A propos d'un débat sur l'avenir de la protection sociale

Publié le par Henri LOURDOU

Ce n'est qu'un début, continuons le débat !

Le PCF, l'avenir de la protection sociale...

et celui d'une nouvelle union des gauches et des écologistes.

 

"Nous sommes obligés de préférer la main tendue

aux bras croisés, de construire des passerelles

plutôt que des murs, de passer d'un modèle éco-

nomique de compétition à un modèle de coopération.

Chacun le sent intimement, on danse sur un volcan en feu.

Se replier sur soi, c'est la réaction de l'animal qui se

réfugie dans son terrier. Nous qui sommes censés être

les animaux les plus évolués, nous ne devons pas céder

à cet instinct primaire." Nicolas HULOT, porte -parole

de "L'appel pour les solidarités"

https://www.appel-des-solidarites.fr/

in "Le Monde", 24-3—17)

 

Invité à une conférence-débat de la section de Tarbes du PCF sur le thème "Quelle protection sociale après les élections ?", introduite par un exposé de Michel Etcheverry, auteur du livre "Sécurité Sociale : Luttes d'hier, mensonges d'aujourd'hui et défis de demain" (Editions Gascogne), je m'étais un peu préparé à intervenir sur quelques thèmes appelant à mon avis le débat : conception de la santé et des soins, nouvelles pathologies, financement.

Las, j'ai dû y renoncer pour ne pas perturber ce qui s'est avéré être en grande partie une séance d'auto-câlinothérapie identitaire. Malgré l'appel rituel au débat, il est bien évident que mes éventuelles interventions auraient été perçues comme autant d'agressions à l'identité blessée du PCF.

Et ceci malgré le bon accueil que me font ces camarades avec lesquels je partage certains combats, et avec lesquels je maintiens de bonnes relations.

Il me faut néanmoins revenir, plus à froid, sur certains points qui appellent mises au point et débat.

 

La question de l'unité avec les "réformistes" et les "socio-chrétiens"

 

Michel Etcheverry vient de Tarnos, où il a été militant CGT à la Turboméca. Il dit ne pas être un théoricien, mais partir de son vécu et ne parler que de ce qu'il connaît.

Et cela trace une première limite à son propos : il n'a pas vécu le pluralisme syndical, dans cet endroit particulier où la CGT a toujours eu un monopole de la représentation.

D'où sans doute la vision un peu schématique (pour rester soft) qu'il a de la CFDT et des "réformistes".

Dans son propos liminaire, il est revenu sur 3 épisodes les plus significatifs pour lui de l'histoire de la Sécu. Trois lectures des événements qui me semblent contestables.

1945 : la création de la Sécurité sociale.

Pour M Etcheverry, la création de la Sécu n'est dû qu'au rapport de force favorable au PCF et à la CGT, seules forces favorables à ce projet issu du programme du Conseil National de la Résistance de 1944.

Et pour illustrer son propos, il argumente que le bureau confédéral de la CFTC (ancêtre de la CFDT avant sa déconfessionnalisation de 1964) a voté contre l'ordonnance du 4 octobre 1945 créant la Sécurité sociale par 12 voix "contre" et 12 "abstentions".

J'aurai pu intervenir sur ce point en faisant juste valoir que la CFDT de 2017 n'est pas la CFTC de 1945, mais j'ai pris la peine d'aller chercher dans l'ouvrage de référence "Histoire de la CFDT" de Michel Branciard (La Découverte, 1990). Et, ô surprise, je découvre un petit arrangement avec la vérité.
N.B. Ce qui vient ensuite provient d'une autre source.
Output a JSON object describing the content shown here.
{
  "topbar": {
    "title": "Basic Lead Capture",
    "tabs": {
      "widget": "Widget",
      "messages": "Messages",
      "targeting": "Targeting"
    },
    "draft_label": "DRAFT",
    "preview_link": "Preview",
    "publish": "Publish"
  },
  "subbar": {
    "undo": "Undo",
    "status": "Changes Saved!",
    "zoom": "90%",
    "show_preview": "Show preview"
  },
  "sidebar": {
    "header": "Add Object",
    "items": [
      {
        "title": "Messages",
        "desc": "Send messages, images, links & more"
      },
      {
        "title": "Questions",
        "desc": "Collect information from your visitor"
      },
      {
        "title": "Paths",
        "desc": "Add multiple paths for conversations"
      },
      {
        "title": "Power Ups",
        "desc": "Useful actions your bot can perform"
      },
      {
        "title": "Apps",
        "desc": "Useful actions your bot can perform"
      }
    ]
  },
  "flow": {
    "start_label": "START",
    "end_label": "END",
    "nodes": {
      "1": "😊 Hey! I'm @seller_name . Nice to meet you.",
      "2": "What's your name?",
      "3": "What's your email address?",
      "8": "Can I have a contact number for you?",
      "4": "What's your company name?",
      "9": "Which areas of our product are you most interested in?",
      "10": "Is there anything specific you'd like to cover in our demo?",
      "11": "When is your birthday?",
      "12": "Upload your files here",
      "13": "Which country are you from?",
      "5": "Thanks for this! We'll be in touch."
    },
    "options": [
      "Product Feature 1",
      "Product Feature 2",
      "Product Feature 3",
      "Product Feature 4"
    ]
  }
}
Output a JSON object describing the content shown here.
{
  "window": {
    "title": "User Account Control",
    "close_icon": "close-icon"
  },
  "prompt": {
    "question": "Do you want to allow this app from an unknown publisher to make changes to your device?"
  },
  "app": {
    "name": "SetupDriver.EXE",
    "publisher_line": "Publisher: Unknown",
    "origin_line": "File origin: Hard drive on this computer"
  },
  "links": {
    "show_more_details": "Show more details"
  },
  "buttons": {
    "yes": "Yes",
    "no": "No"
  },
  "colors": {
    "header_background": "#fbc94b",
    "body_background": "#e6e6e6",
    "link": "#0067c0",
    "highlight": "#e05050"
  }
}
En réalité, le vote du 18 décembre 1945 du bureau confédéral CFTC portait sur la participation aux conseils d'administration, et non sur le principe de la Sécu. Et une fois acquise leur élection au scrutin proportionnel intégral, ce même bureau a décidé, le 1er septembre 1946, d'y participer. Et Michel Branciard de rappeler qu'ayant participé à la rédaction du programme du CNR, la CFTC "est parfaitement d'accord avec l'objectif : "Un plan complet de Sécurité social visant à assurer à tous les citoyens des moyens d'existence dans tous les cas où ils sont incapables de se les procurer par le travail, avec gestion appartenant aux représentants des intéressés et de l'Etat." "(p 77-78)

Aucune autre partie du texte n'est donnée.